In a registry-based, serial cross-sectional study, Hosseini and colleagues analyzed data from 13,557 adults without anemia who underwent CABG with complete follow‐up data at the Tehran Heart Center between 2005 and 2016. Patients’ hemoglobin levels were recorded before the operation as a part of the complete blood count test. The primary endpoint was in‐hospital mortality; secondary endpoints were 6‐month and 1‐year mortality. Researchers calculated sex‐specific correlations between outcomes and normal hemoglobin levels.
The findings were published in Clinical Cardiology.
Within the cohort, 134 patients died in-hospital. Preoperative hemoglobin levels were significantly lower among patients who died in-hospital; these patients also had higher rates of diabetes and hypertension, and a lower ejection fraction.
The correlation between hemoglobin level and in‐hospital mortality was nearly U‐shaped. A hemoglobin of 15.62 g/dL or higher and 13.25 g/dL or lower for men and a hemoglobin of 14.92 g/dL or higher and 13.4 g/dL or lower for women tended to be associated with higher in‐hospital mortality.

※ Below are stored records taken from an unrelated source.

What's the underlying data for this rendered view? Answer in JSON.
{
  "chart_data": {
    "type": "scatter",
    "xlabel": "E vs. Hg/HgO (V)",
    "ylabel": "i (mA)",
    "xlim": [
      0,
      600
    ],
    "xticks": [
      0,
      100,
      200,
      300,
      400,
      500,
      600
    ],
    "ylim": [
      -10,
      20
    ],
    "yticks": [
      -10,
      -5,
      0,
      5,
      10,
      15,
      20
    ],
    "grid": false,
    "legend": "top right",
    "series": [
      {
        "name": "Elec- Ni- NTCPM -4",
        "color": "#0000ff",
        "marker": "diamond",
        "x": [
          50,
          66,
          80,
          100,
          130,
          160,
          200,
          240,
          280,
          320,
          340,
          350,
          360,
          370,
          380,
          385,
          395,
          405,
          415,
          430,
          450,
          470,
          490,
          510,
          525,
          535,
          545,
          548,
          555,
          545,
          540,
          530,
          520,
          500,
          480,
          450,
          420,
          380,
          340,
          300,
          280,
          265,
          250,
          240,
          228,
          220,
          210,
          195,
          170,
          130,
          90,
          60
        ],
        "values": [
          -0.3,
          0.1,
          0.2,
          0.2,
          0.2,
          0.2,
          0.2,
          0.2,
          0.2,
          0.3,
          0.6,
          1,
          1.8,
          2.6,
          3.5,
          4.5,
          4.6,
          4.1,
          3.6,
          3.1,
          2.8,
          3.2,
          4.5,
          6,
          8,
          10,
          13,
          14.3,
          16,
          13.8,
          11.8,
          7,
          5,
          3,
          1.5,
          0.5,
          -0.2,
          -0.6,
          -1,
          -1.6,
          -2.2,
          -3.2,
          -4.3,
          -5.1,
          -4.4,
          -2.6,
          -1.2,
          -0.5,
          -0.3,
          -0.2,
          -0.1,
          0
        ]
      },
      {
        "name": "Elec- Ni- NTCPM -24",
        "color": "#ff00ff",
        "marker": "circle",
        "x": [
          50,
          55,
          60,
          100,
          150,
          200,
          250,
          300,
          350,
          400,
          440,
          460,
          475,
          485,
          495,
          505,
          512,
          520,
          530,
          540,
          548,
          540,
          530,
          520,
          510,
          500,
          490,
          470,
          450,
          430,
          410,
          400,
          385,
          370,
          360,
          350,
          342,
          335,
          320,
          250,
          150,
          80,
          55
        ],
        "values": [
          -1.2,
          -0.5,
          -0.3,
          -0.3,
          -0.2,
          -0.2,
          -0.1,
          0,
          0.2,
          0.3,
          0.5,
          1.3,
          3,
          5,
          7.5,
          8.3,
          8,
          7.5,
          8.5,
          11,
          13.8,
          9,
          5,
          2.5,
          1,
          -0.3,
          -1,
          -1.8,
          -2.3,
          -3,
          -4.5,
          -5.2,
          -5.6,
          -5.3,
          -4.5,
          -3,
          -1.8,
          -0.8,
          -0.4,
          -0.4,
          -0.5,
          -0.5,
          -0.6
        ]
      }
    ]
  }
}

Researchers found that women with levels higher than 14.92 g/dL had a tendency for higher in‐hospital mortality compared with the reference range of hemoglobin (OR = 2.06; 95% CI, 0.93-5.67; P = .073). For men with hemoglobin levels higher than 15.62 g/dL, the OR was 1.05 (95% CI, 0.62-1.92; P = .925).
Although not significant, researchers observed a higher incidence of in‐hospital mortality for women with a hemoglobin level lower than 13.4 g/dL (OR = 1.51; 95% CI, 0.82-2.94; P = .18); however, men with hemoglobin less than 13.25 g/dL had significantly higher mortality than the reference range (OR = 2.11; 95% CI, 1.1-4.05; P = .025).
In women, hemoglobin below the calculated reference range was correlated with higher 6‐month and 1‐year mortality (HR for both = 1.51; 95% CI, 1.09-2.09; P = .014 for both).
“This was also the case for hemoglobin levels higher than 13.6 g/dL, however, HR was only significant for 1‐year mortality,” the researchers wrote.
“Another difference was the nadir of the mortality HRs moved up to higher hemoglobin levels in men, but it decreased in women compared with in‐hospital results,” the researchers wrote. “Also, compared with in‐hospital mortality, 6‐month, and 1‐year estimated HRs in women tend to decrease in higher hemoglobin levels.”
The researchers noted that higher rates of bleeding and postoperative infection were observed in the low preoperative hemoglobin level group, which could be the main causes of longer hospital stay in this group.
“Simple one‐value cutoffs in quantitative parameters are insufficient and sometimes misleading,” the researchers wrote. “Patients at the highest end of hemoglobin levels and in lower limit normal showed a tendency toward higher in‐hospital mortality after CABG. Moreover, there is a clear gender difference in hemoglobin cutoffs and effects. This study was hypothesis‐generating and needs confirmation with a more detailed analysis in a larger sample size.”